MONTREAL (Sept. 24, 2019) – Dawson College students, teachers and staff will meet at the College, eat breakfast and attend environmental workshops before joining activist Greta Thunberg at the Sept. 27 Global Climate Strike march in Montreal, expected to be one of the biggest on the planet.
“We will be the fearless ones here at Dawson,” said Laura Krochenski of the Dawson Green Earth Club, a student club affiliated with the Dawson Student Union. “We are starting our own movement by taking to the streets because that’s how changes have been made throughout history. We are listening to the science. It’s an alarm, and too many people are pressing the snooze button. But not us. We are students who care about our school, our community, our city, our country, and our planet. We are rising for it all, and we want our voices to be heard.”
Krochenski delivered remarks at a press conference where students, faculty, staff and the administration of Dawson College showed their solidarity on climate change action. That same morning, there was a tobacco burning ceremony as a five-metre eastern white pine was planted near the Peace Garden as a symbol of peace and a gesture of reconciliation. The white pine has special significance for Indigenous peoples, and planting a tree is a way to counteract climate change.
Dawson College was one of the first academic institutions in Canada to cancel classes in support of the global movement. True to its core value of well-being for all, the Board of Governors of Dawson College made the decision at their June 5 meeting.
“This is the first time in our college’s 50-year history that we have changed the academic calendar to encourage our community to participate in a protest,” said Richard Filion, Director General of Dawson College. “It is time to act. The signs and impacts of global warming are speeding up. According to the World Meteorological Organization, the five-year period of 2014-2019, is the hottest on record.”

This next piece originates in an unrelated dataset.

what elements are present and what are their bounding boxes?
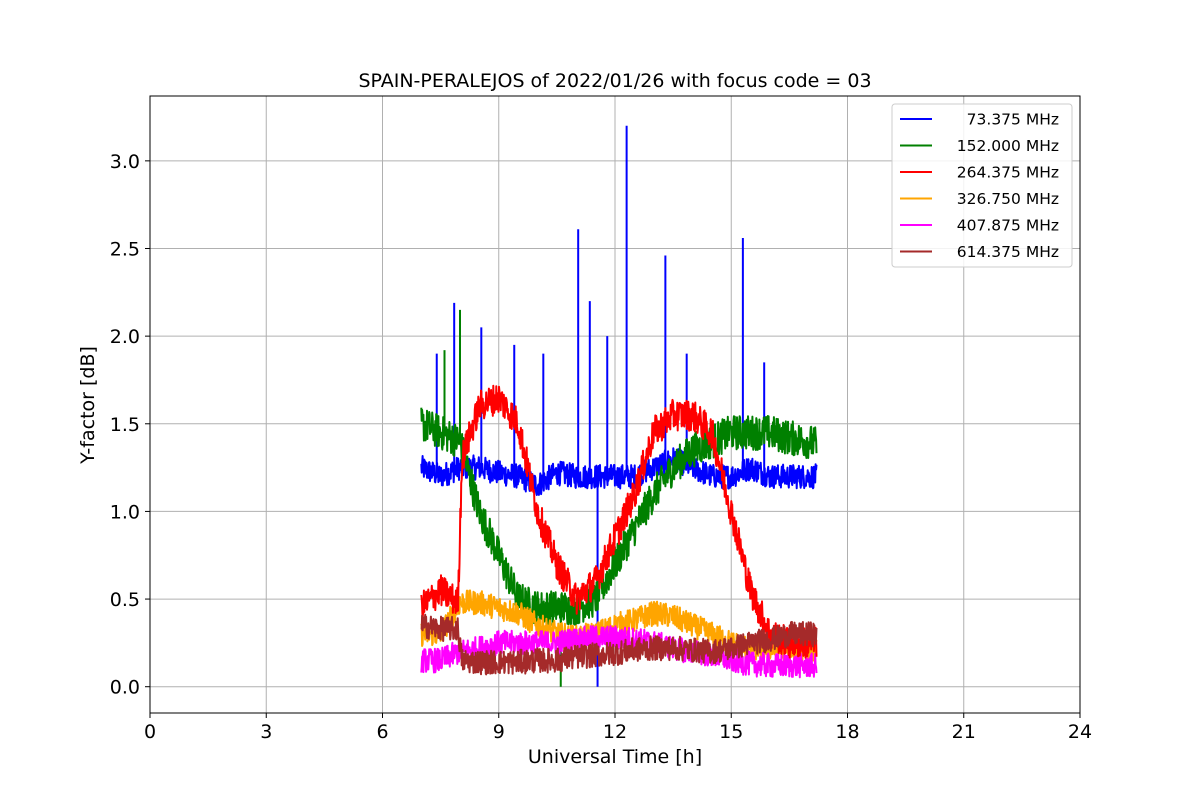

Speaking on behalf of the Dawson Teachers’ Union, the Dawson Support Staff Union and the Association of Dawson Professionals, Émilie Richer delivered a joint statement from the employees.

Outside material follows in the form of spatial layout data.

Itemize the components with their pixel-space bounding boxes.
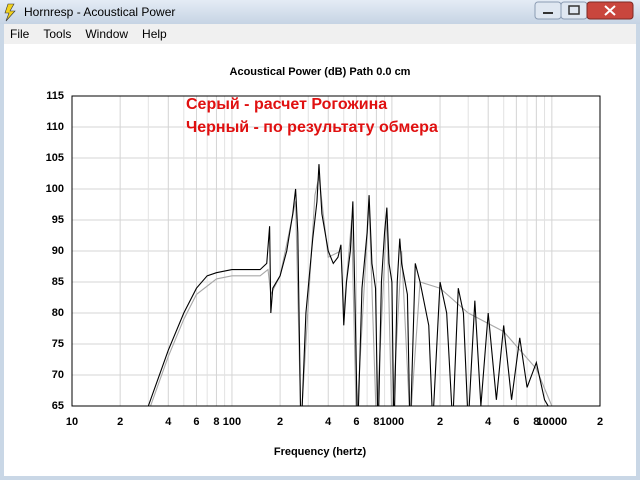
y-tick-label: 95 [52, 214, 64, 226]
x-tick-label: 6 [353, 416, 359, 428]
x-tick-label: 4 [165, 416, 172, 428]
y-tick-label: 65 [52, 400, 64, 412]
maximize-button[interactable] [560, 1, 588, 20]
y-tick-label: 90 [52, 245, 64, 257]
x-tick-label: 8 [533, 416, 539, 428]
app-icon [4, 3, 16, 22]
window-title: Hornresp - Acoustical Power [24, 5, 175, 19]
annotation: Черный - по результату обмера [186, 119, 438, 136]
y-tick-label: 115 [46, 90, 64, 102]
menu-item[interactable]: Tools [43, 27, 71, 41]
y-tick-label: 110 [46, 121, 64, 133]
series-line [147, 164, 549, 406]
y-tick-label: 105 [46, 152, 64, 164]
plot-frame [71, 95, 601, 407]
y-tick-label: 75 [52, 338, 64, 350]
x-tick-label: 4 [325, 416, 332, 428]
x-tick-label: 10000 [537, 416, 568, 428]
x-tick-label: 1000 [380, 416, 404, 428]
y-tick-label: 80 [52, 307, 64, 319]
y-tick-label: 100 [46, 183, 64, 195]
menu-item[interactable]: Window [85, 27, 128, 41]
client-area [4, 44, 636, 476]
y-tick-label: 70 [52, 369, 64, 381]
x-tick-label: 2 [117, 416, 123, 428]
x-tick-label: 2 [277, 416, 283, 428]
x-tick-label: 6 [193, 416, 199, 428]
x-tick-label: 8 [373, 416, 379, 428]
x-tick-label: 10 [66, 416, 78, 428]
menu-item[interactable]: Help [142, 27, 167, 41]
x-tick-label: 4 [485, 416, 492, 428]
x-tick-label: 6 [513, 416, 519, 428]
x-tick-label: 8 [213, 416, 219, 428]
x-tick-label: 2 [597, 416, 603, 428]
x-tick-label: 2 [437, 416, 443, 428]
menu-item[interactable]: File [10, 27, 30, 41]
annotation: Серый - расчет Рогожина [186, 96, 387, 113]
chart-title: Acoustical Power (dB) Path 0.0 cm [230, 66, 411, 78]
minimize-button[interactable] [534, 1, 562, 20]
title-bar [0, 0, 640, 24]
y-tick-label: 85 [52, 276, 64, 288]
x-tick-label: 100 [223, 416, 241, 428]
x-axis-label: Frequency (hertz) [274, 446, 367, 458]
menu-bar [4, 24, 636, 44]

“If we hope to effect real change, we cannot act alone,” Richer said. “We have a small window of opportunity in which to mitigate the damage we are causing to our planet. Nothing short of the full backing of our elected officials – at every level – will be sufficient to address the immense challenges we face.”
Over the last year, the College has pledged to be Carbon Neutral Forever, has been recognized as a leader for academic institutions in Quebec by Cégep Vert, and has already met and exceeded Canada’s 2030 greenhouse gas reduction goal.
“We are actively sharing our model of how to be a Living Campus with other schools and communities across Canada and internationally,” said Filion. “Sustainability at Dawson means everything from managing our waste to living and learning the value of well-being for all in our classrooms and on our Living Campus.”
On Friday, students will leave Dawson around 10:30 a.m. to join Concordia and McGill students and walk together to the departure point of the march at the Sir George-Étienne Cartier Monument in Mount Royal Park. Staff will leave for the march after the morning program ends around 11 a.m.
Dawson College is a top-choice cegep that offers classes in English at its downtown campus located on a heritage site. Over 8,000 day students are enrolled in five pre-university and 21 technical programs. Students are mostly aged 16 to 20.
Dawson College showed its solidarity for climate change action on Sept. 24. Pictured from left to right, front row: Director General Richard Filion, Émilie Richer (DTU), Ella Noël (Green Earth Club), Louisa Hadley (DTU), Aya Chkirate (DSU), Azra Khan (ADP), Deputy Mayor of Montreal Sterling Downey, Kanien’kehá:ka Storyteller and Sub-Chief Aronhiaies Herne. Back row: John Cuffaro (DSSU), Meghan O’Grady (DSSU), John Nathaniel Gertler (Green Earth Club), Laura Krochenski (Green Earth Club), Claire Elliott (ADP).